Mme Chandernagor, qui mène ce combat depuis plusieurs années, demande que le Parlement s'en tienne là. Il est vrai que nous-mêmes demandons à être fouettés ! Nous nous interrogeons sur le rôle de notre institution – qui, il n'est pas inutile de le rappeler, émane du suffrage universel – et sur la délimitation du périmètre de nos compétences. Mais nul n'oserait parler de délimiter le périmètre de compétences des historiens et des juristes !

Madame Chandernagor, vous dites qu'il n'y a pas et qu'il n'y avait pas de négation de la traite et de l'esclavage. Pardon de vous démentir, mais le flot de courriers que je reçois et les propos tenus au cours d'émissions radiophoniques auxquelles j'ai participé m'obligent à le faire. La justice n'est pas nécessairement saisie par les victimes car elles ne savent pas toujours comment procéder, ou sont trop « cassées » pour le faire.

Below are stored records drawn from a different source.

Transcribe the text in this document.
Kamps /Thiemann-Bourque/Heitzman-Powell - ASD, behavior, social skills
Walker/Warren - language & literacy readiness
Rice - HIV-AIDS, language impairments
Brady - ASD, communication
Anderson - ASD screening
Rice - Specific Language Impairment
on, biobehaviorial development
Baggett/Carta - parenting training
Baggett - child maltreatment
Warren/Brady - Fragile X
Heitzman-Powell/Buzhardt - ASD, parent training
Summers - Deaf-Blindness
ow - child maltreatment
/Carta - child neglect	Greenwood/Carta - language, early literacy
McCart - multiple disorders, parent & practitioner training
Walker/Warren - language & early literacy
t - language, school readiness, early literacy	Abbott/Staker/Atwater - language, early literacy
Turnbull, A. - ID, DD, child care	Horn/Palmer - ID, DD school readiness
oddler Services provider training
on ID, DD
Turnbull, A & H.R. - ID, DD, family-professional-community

Madame Le Pourhiet, comme toujours, je vous ai écoutée avec beaucoup d'intérêt, mais j'avoue avoir été surprise car, après cinq minutes de la rigueur juridique dont vous savez faire preuve, vous nous avez servi une charge inattendue. J'ai découvert que nous vivions dans un régime totalitaire et que nous autres parlementaires n'avions qu'un plaisir, fabriquer des « neutrons législatifs ». Ce n'est pas tout à fait ce que je vis. Même s'il nous arrive de travailler mal, nous travaillons beaucoup et avec le souci constant de l'intérêt général. Même si je ne conteste pas l'existence de groupes de pression, ici comme ailleurs, nous sommes assez peu nombreux à avoir besoin de leçons sur l'intérêt général et lorsqu'un parlementaire s'en éloigne, il s'en trouve dix pour le rappeler à l'ordre.

Deux reproches contradictoires sont faits à la loi Taubira : elle est complètement insignifiante puisqu'elle se contente de reconnaître ; elle procède à du lavage de cerveau puisqu'il est question, en son article 2, d'enseignement de l'histoire. Il y est bien question d'enseignement de l'histoire, et même d'encouragement à la recherche : il serait tout de même singulier que les parlementaires, élus au suffrage universel, ne puissent pas s'interroger sur le contenu des programmes scolaires, lequel est défini par des structures dont les membres sont désignés ou nommés.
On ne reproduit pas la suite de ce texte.